Sales and marketing got their biggest boost in instrumentation from the Internet-driven automation over the past ten years. Browsing, shopping, ordering, and providing customer service on the Web has not only provided tremendous control to end users but also created an enormous flood of information to the marketing, product, and sales organization in understanding buyer behavior by analyzing usage data. Each sequence of web clicks can be collected, collated, and analyzed for customer delight, puzzlement, dysphoria, or outright defection, and the sequence leading to this decision.
Self-service has crept in through a variety of means: IVRs, kiosks, handheld devices, and many others. These electronic events act like a gigantic pool of time-and-motion studies. We have data available on how many steps a customer took, how many products he/she compared, and what he/she focused on: price, features, brand comparisons, recommendations, defects, and so on. Suppliers have gained enormous amounts of data from self-service, electronic leashes connected to products, and the use of IT. If I use the Internet to shop for a product, my click stream can be analyzed and used to study shopping behavior.
How many products did I look at? What did I view in each product? Was it the product description or the price? This enriched set of data allows us to analyze customer experience in the minutest detail.
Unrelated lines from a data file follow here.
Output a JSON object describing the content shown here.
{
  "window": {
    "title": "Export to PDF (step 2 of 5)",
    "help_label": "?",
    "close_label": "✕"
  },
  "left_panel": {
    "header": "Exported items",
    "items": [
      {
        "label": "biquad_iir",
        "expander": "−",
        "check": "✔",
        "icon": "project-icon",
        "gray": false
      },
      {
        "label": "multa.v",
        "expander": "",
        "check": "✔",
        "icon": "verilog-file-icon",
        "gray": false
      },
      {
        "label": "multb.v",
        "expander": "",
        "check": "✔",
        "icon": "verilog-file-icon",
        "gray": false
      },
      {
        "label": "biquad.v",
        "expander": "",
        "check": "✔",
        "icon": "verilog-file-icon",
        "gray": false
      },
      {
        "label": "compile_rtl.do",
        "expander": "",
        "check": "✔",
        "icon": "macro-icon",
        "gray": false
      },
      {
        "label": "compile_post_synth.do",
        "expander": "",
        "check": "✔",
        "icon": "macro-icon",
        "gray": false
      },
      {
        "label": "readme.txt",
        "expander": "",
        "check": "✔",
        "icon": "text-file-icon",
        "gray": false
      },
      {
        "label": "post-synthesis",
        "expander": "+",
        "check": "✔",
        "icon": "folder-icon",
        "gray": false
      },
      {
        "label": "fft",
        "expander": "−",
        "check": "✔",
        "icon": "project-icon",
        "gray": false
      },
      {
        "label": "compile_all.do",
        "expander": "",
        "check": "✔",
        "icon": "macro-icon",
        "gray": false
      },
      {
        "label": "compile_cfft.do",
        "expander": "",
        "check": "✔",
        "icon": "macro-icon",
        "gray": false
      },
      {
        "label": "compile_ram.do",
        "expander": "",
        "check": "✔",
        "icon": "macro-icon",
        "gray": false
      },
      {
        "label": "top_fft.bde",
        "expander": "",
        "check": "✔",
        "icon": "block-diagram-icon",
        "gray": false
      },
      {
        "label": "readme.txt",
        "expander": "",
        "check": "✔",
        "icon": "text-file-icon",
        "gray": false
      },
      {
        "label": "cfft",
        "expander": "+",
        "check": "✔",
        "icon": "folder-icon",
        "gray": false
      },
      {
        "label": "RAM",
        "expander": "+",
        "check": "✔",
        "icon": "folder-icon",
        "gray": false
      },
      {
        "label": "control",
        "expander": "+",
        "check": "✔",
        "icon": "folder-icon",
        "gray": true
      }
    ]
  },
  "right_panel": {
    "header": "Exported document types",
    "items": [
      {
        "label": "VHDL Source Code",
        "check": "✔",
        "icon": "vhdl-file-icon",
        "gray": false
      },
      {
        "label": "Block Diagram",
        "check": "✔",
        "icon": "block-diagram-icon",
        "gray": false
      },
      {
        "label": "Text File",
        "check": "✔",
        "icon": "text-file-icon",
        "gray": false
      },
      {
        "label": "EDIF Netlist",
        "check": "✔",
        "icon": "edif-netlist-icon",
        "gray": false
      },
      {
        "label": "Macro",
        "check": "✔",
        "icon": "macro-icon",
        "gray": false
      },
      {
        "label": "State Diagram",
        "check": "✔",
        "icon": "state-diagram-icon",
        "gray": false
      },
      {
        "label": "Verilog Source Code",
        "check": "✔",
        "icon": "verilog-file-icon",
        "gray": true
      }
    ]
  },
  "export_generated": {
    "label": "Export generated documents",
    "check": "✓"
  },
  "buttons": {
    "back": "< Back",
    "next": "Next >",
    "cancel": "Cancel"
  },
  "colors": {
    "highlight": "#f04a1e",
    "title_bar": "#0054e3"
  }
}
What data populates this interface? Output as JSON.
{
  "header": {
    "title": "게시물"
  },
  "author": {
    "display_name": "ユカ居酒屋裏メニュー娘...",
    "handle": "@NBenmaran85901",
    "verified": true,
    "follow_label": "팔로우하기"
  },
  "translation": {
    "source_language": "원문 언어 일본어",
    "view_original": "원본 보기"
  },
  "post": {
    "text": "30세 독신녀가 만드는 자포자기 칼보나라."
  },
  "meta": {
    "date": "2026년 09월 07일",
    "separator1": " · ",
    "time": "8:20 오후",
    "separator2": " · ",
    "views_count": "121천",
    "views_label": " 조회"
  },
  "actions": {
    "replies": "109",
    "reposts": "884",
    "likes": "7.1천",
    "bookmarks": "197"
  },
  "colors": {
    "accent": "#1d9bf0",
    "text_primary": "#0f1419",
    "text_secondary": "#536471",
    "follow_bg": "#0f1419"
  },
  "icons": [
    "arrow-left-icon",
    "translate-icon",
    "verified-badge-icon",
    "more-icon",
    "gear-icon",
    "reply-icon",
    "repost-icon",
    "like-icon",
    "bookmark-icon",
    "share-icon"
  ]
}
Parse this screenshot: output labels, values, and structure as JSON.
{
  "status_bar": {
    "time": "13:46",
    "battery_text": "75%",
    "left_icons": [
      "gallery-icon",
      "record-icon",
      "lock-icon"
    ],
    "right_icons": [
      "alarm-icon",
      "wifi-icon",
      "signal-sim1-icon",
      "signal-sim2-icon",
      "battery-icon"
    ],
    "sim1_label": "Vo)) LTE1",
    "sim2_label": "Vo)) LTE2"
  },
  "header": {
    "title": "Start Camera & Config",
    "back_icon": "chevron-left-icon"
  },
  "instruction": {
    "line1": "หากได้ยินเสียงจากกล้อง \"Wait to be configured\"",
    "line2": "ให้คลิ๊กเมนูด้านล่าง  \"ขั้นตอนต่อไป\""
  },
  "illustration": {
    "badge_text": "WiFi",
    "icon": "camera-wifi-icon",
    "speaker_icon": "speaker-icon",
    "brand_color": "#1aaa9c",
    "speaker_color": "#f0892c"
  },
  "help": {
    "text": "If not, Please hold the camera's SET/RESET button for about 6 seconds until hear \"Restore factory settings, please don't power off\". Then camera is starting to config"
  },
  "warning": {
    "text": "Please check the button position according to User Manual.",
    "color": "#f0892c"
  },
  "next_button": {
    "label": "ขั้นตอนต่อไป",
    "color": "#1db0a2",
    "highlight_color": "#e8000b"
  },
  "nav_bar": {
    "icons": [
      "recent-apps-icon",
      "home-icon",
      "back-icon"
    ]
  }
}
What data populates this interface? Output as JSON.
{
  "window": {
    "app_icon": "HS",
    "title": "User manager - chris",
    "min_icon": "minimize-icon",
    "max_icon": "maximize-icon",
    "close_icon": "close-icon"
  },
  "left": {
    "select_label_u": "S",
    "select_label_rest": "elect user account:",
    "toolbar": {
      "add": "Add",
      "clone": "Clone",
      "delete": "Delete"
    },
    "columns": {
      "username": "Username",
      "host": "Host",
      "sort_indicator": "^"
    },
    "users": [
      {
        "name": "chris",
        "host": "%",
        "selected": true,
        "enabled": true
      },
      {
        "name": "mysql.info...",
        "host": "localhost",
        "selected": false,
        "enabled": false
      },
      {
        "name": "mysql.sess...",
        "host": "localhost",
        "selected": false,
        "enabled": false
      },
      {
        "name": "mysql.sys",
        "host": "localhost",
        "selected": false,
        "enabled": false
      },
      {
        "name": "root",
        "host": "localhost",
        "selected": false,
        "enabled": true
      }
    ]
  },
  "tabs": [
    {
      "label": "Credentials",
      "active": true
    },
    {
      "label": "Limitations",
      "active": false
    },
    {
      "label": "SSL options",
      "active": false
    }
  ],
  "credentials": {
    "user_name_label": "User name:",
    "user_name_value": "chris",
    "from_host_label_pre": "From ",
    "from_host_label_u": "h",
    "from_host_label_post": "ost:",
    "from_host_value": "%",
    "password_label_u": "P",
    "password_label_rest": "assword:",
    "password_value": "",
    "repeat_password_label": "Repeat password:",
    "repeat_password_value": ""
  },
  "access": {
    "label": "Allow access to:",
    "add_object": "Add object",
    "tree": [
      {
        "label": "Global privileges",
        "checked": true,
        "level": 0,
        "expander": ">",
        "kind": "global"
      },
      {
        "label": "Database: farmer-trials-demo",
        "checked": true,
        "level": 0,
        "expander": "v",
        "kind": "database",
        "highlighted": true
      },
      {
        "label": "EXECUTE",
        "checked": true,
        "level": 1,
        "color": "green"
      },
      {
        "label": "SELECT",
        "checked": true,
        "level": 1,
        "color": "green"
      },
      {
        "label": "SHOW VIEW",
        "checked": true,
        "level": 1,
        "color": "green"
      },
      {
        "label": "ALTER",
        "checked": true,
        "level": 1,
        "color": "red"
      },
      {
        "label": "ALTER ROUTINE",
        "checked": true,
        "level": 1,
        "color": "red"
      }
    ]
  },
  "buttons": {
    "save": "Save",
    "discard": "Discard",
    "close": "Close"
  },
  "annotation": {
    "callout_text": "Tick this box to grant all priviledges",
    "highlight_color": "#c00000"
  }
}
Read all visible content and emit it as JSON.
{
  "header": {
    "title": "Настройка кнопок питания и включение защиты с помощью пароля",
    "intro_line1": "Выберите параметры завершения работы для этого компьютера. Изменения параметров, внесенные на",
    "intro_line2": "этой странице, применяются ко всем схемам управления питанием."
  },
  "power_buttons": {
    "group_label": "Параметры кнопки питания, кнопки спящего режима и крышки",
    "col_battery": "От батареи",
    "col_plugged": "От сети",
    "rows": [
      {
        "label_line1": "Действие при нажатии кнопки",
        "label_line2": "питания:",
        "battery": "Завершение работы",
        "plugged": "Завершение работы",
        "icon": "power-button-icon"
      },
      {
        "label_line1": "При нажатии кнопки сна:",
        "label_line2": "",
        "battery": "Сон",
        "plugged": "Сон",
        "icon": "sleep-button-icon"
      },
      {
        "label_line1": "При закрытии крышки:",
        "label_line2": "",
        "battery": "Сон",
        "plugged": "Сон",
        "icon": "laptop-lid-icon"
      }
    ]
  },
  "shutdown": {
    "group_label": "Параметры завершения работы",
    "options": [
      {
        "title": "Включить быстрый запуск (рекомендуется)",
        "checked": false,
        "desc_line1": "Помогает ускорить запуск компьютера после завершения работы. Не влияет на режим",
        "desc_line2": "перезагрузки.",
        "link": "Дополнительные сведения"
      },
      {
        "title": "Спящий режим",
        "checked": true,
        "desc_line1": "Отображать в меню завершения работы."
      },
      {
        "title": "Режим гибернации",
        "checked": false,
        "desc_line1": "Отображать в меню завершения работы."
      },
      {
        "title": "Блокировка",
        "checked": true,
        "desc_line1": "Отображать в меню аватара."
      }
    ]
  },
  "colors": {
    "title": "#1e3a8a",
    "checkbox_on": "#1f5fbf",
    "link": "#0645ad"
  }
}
A number of companies are collecting detailed click-stream data to understand consumer behavior. The motivation for collecting this data came from understanding how customers were using websites, and whether or not there were glitches in the web design that prevented customers from using the sites for the intended function. Whether direct-to-consumer or business-to-business (B2B), it is no secret the online channel is a critical component of business today. Yet analysis of website usage patters identifies users who regularly struggle to complete transactions online and as a result abandon their online transactions midstream. Tealeaf is an example of a product that captures the qualitative details of each interaction.
While clickstream data has provided web designers useful tools to design better websites, it has provided a great source of big data to marketers. As products and promotions are introduced in the marketplace, clickstream data provides marketers with specific information regarding the details of information access. How many customers visited a specific page? What was the sequence of clicking before and after clicking a specific page? How much time was spent on a specific page? If there were actions available based on the information shared, did the audience follow the link or not?
Clickstream data can be correlated with other data. If the clicks were made on a mobile platform, it would be interesting to note the geohash location of the mobile device at the time of the click, and whether or not someone else was also present among the consumer’s buddies. Often consumers are clicking on websites while at the same time watching content on television in a direct response to a commercial and then sharing among social groups. I remember conducting and using a commercial day-after-recall survey mastered by Procter & Gamble (P&G) and Burke Marketing17 in the 1970s and 1980s. The correlations we can make today are a significant enhancement over day-after-recall as we can track consumers with clickstream data in conjunction with the airing of a commercial. In addition, with a series of profile labeling and drill downs, a marketer can analyze the impact by micro-segment and establish an accurate persuasion measure for a commercial using a large proportion of the population.
Shopping is becoming more sophisticated. I recently visited Home Depot and Best Buy to shop for kitchen appliances. By downloading their respective apps on my smartphone, I could collect a fair amount of additional data on the appliance while standing in front of it. I was using the Wi-Fi service supplied by each of these stores, which means they can effectively track my movement within the store and correlate the movement and the use of the app to accurately predict my shopping list. The smartphone identification data, in conjunction with the app use, can allow marketers to correlate shopping with specific customers. If they have access to the audience data from their cable operator, and to browser data from a clickstream supplier, they can correlate a fair amount of consumer information, making a judgment about the level of information that has already been shown to this consumer and whether there are significant pieces of information that have not yet been presented.